You can probably guess where I am going with this. Global Anglicanism is definitely on a pathway of increasing diversity (and its converse, decreasing unity). Over the past decades, just when we might have sought to stem the tide of diversity, we have habitually refused from doing so (the recent Primates' Meeting being the latest refusal).
If we think of global Anglicanism as a wheel, then in recent decades everything has moved away from the axle to the rim. Unsurprisingly, as the wheel has spun faster, somethings have fallen off: congregations and even dioceses have come off the Anglican wheel, bishops and even primates have spun off.
Over time we may find a natural reverse occurring (I hope we do), a yearning for unity which leads to action rather than inaction towards finding our common mind in Christ.
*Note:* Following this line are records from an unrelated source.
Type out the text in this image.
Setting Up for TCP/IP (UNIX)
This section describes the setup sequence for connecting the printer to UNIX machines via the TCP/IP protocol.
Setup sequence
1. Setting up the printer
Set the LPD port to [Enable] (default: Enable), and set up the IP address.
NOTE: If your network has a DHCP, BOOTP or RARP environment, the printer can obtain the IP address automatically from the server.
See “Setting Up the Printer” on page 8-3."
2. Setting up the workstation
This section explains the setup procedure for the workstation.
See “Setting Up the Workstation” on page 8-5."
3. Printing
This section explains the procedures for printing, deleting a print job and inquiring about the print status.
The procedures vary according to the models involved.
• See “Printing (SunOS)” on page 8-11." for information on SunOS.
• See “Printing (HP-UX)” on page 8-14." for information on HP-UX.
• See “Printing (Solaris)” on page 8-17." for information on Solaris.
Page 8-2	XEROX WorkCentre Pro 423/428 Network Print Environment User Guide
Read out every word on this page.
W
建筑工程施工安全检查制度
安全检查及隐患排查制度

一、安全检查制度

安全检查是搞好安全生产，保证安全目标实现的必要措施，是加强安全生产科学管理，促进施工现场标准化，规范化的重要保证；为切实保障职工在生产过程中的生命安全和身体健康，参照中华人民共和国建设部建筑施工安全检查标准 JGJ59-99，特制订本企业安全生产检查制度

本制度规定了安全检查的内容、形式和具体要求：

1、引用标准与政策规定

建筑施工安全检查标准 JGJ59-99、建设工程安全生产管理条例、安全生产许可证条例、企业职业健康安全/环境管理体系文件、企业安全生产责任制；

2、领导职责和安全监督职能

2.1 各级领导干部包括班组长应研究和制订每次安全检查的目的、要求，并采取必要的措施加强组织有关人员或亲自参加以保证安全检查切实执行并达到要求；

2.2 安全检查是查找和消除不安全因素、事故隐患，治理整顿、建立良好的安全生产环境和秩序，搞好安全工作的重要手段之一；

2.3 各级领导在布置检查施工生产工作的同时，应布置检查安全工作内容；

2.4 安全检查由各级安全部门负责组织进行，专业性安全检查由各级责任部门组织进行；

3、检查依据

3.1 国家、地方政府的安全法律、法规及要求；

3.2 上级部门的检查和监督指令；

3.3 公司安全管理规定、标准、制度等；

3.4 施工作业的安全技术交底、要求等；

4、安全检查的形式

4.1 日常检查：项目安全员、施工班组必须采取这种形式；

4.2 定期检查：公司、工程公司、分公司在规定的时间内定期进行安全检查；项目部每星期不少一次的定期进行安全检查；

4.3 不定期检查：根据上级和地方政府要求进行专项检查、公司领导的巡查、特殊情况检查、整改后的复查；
But I am guessing that for a long time to come, perhaps for ever, we will see no lessening of the penchant for diversity. The key word defining Anglican churches in relation to each other is and will be 'independent', unmodified by qualifying phrases about 'common faith and practice'.
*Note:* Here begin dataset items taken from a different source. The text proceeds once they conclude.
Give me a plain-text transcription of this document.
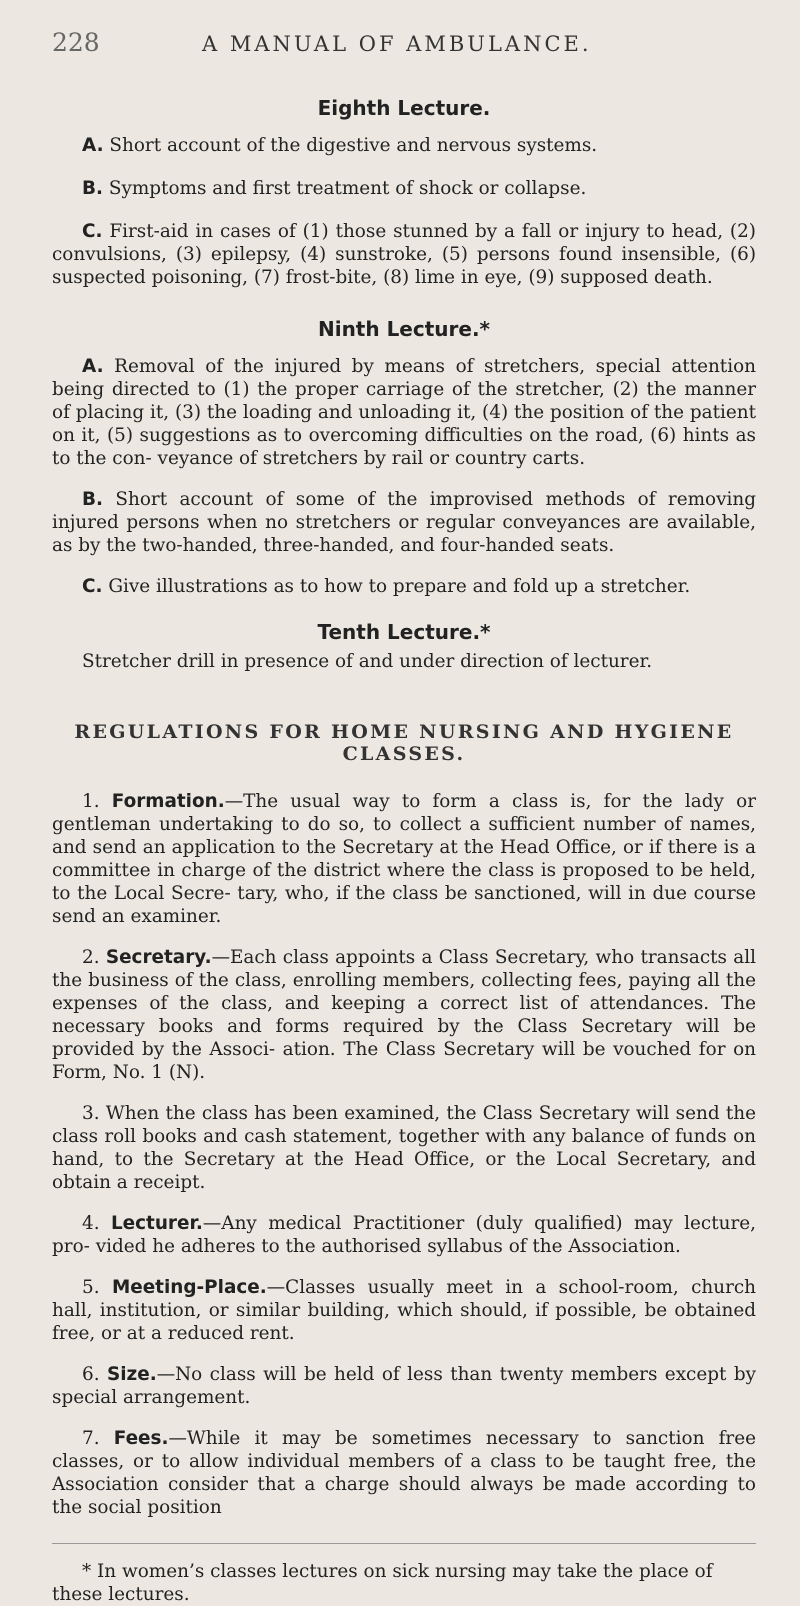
228	A MANUAL OF AMBULANCE.
Eighth Lecture.

A. Short account of the digestive and nervous systems.

B. Symptoms and first treatment of shock or collapse.

C. First-aid in cases of (1) those stunned by a fall or injury to head, (2) convulsions, (3) epilepsy, (4) sunstroke, (5) persons found insensible, (6) suspected poisoning, (7) frost-bite, (8) lime in eye, (9) supposed death.

Ninth Lecture.*

A. Removal of the injured by means of stretchers, special attention being directed to (1) the proper carriage of the stretcher, (2) the manner of placing it, (3) the loading and unloading it, (4) the position of the patient on it, (5) suggestions as to overcoming difficulties on the road, (6) hints as to the con- veyance of stretchers by rail or country carts.

B. Short account of some of the improvised methods of removing injured persons when no stretchers or regular conveyances are available, as by the two-handed, three-handed, and four-handed seats.

C. Give illustrations as to how to prepare and fold up a stretcher.

Tenth Lecture.*

Stretcher drill in presence of and under direction of lecturer.

REGULATIONS FOR HOME NURSING AND HYGIENE CLASSES.

1. Formation.—The usual way to form a class is, for the lady or gentleman undertaking to do so, to collect a sufficient number of names, and send an application to the Secretary at the Head Office, or if there is a committee in charge of the district where the class is proposed to be held, to the Local Secre- tary, who, if the class be sanctioned, will in due course send an examiner.

2. Secretary.—Each class appoints a Class Secretary, who transacts all the business of the class, enrolling members, collecting fees, paying all the expenses of the class, and keeping a correct list of attendances. The necessary books and forms required by the Class Secretary will be provided by the Associ- ation. The Class Secretary will be vouched for on Form, No. 1 (N).

3. When the class has been examined, the Class Secretary will send the class roll books and cash statement, together with any balance of funds on hand, to the Secretary at the Head Office, or the Local Secretary, and obtain a receipt.

4. Lecturer.—Any medical Practitioner (duly qualified) may lecture, pro- vided he adheres to the authorised syllabus of the Association.

5. Meeting-Place.—Classes usually meet in a school-room, church hall, institution, or similar building, which should, if possible, be obtained free, or at a reduced rent.

6. Size.—No class will be held of less than twenty members except by special arrangement.

7. Fees.—While it may be sometimes necessary to sanction free classes, or to allow individual members of a class to be taught free, the Association consider that a charge should always be made according to the social position

* In women’s classes lectures on sick nursing may take the place of these lectures.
In terms of the aspirations of this blog - looking for signs of the one, holy, catholic and apostolic church among Christians identifying themselves as Anglican - things will be forlorn. We are not one (either institutionally or organically), if we are 'holy' then a whole lot of other Christians are marching to a different understanding of holiness, 'catholic' is questionable as a descriptor of any Anglican entity claiming global connectedness between Anglican Christians, and as for 'apostolic', well, we argue furiously with each other about the content of apostolic teaching relevant for today as foundation and definition of whatever passes for shared theology among Anglicans, and we have varied approaches to understanding the ways in which we are (or are not) in continuity with the ancient apostolic church.
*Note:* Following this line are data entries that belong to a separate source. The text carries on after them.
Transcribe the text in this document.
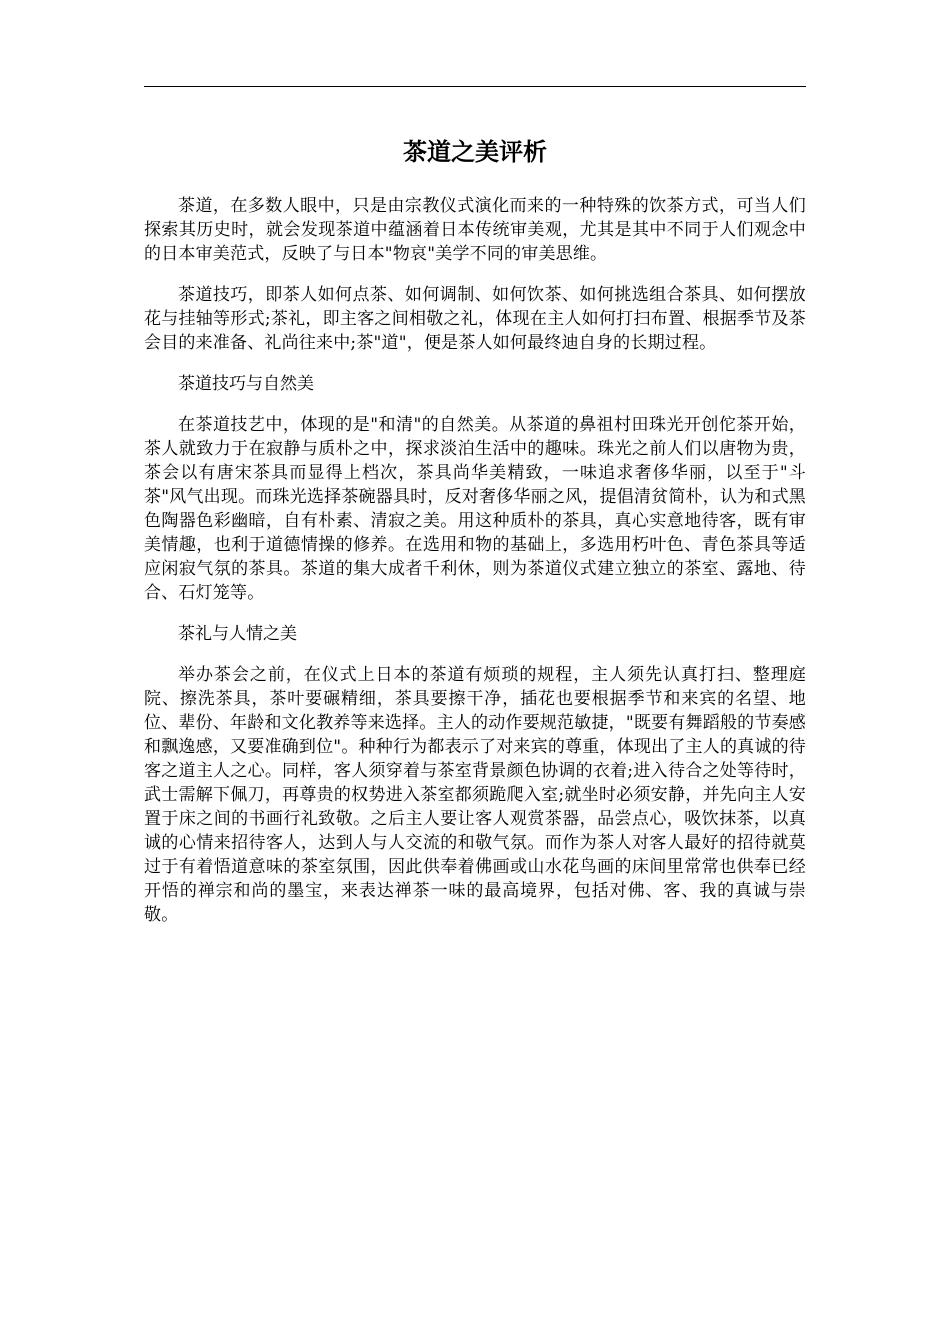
茶道之美评析

茶道，在多数人眼中，只是由宗教仪式演化而来的一种特殊的饮茶方式，可当人们探索其历史时，就会发现茶道中蕴涵着日本传统审美观，尤其是其中不同于人们观念中的日本审美范式，反映了与日本"物哀"美学不同的审美思维。

茶道技巧，即茶人如何点茶、如何调制、如何饮茶、如何挑选组合茶具、如何摆放花与挂轴等形式;茶礼，即主客之间相敬之礼，体现在主人如何打扫布置、根据季节及茶会目的来准备、礼尚往来中;茶"道"，便是茶人如何最终迪自身的长期过程。

茶道技巧与自然美

在茶道技艺中，体现的是"和清"的自然美。从茶道的鼻祖村田珠光开创佗茶开始，茶人就致力于在寂静与质朴之中，探求淡泊生活中的趣味。珠光之前人们以唐物为贵，茶会以有唐宋茶具而显得上档次，茶具尚华美精致，一味追求奢侈华丽，以至于"斗茶"风气出现。而珠光选择茶碗器具时，反对奢侈华丽之风，提倡清贫简朴，认为和式黑色陶器色彩幽暗，自有朴素、清寂之美。用这种质朴的茶具，真心实意地待客，既有审美情趣，也利于道德情操的修养。在选用和物的基础上，多选用朽叶色、青色茶具等适应闲寂气氛的茶具。茶道的集大成者千利休，则为茶道仪式建立独立的茶室、露地、待合、石灯笼等。

茶礼与人情之美

举办茶会之前，在仪式上日本的茶道有烦琐的规程，主人须先认真打扫、整理庭院、擦洗茶具，茶叶要碾精细，茶具要擦干净，插花也要根据季节和来宾的名望、地位、辈份、年龄和文化教养等来选择。主人的动作要规范敏捷，"既要有舞蹈般的节奏感和飘逸感，又要准确到位"。种种行为都表示了对来宾的尊重，体现出了主人的真诚的待客之道主人之心。同样，客人须穿着与茶室背景颜色协调的衣着;进入待合之处等待时，武士需解下佩刀，再尊贵的权势进入茶室都须跪爬入室;就坐时必须安静，并先向主人安置于床之间的书画行礼致敬。之后主人要让客人观赏茶器，品尝点心，吸饮抹茶，以真诚的心情来招待客人，达到人与人交流的和敬气氛。而作为茶人对客人最好的招待就莫过于有着悟道意味的茶室氛围，因此供奉着佛画或山水花鸟画的床间里常常也供奉已经开悟的禅宗和尚的墨宝，来表达禅茶一味的最高境界，包括对佛、客、我的真诚与崇敬。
Whether God is bothered to save us from ourselves, I do not know.
What I do know is that there is no Christian body dominated by liberal or progressive theology which has flourished. (NZ readers might like to ask themselves about the non-existence of the NCC-become-CCANZ here). If (as I suspect) the recent Primates' Meeting represents a decisive step in which the entity known as the Anglican Communion has yielded itself to domination by liberal or progressive theology (i.e. rather than ensuring a balanced theology in lively tension between liberalism and conservatism), then there is no reason to think that anything other than decline awaits that entity - measured both by decreasing numbers being represented by those who meet in the name of the Communion, and by further fragmentation of the common life of those who continue to meet.
For those peeling off from the entity known as the Anglican Communion (i.e. peeling off from the actuality of Communion meetings, I acknowledge that no member churches have formally left the institution), the future is not necessarily less bleak. History suggests that those disengaging from a liberal or progessive Christian institution likely themselves will further divide; and there are signs in North America that unity is hard to find among those who have left TEC and ACCan.
I remain ever hopeful that the church of God, represented in churches of many names throughout the world, will flourish. Whether global Anglicanism will flourish as a once, holy, catholic, apostolic communion is unknown to me!
But there are worse problems being faced by Christians. Pray for the Coptic Church!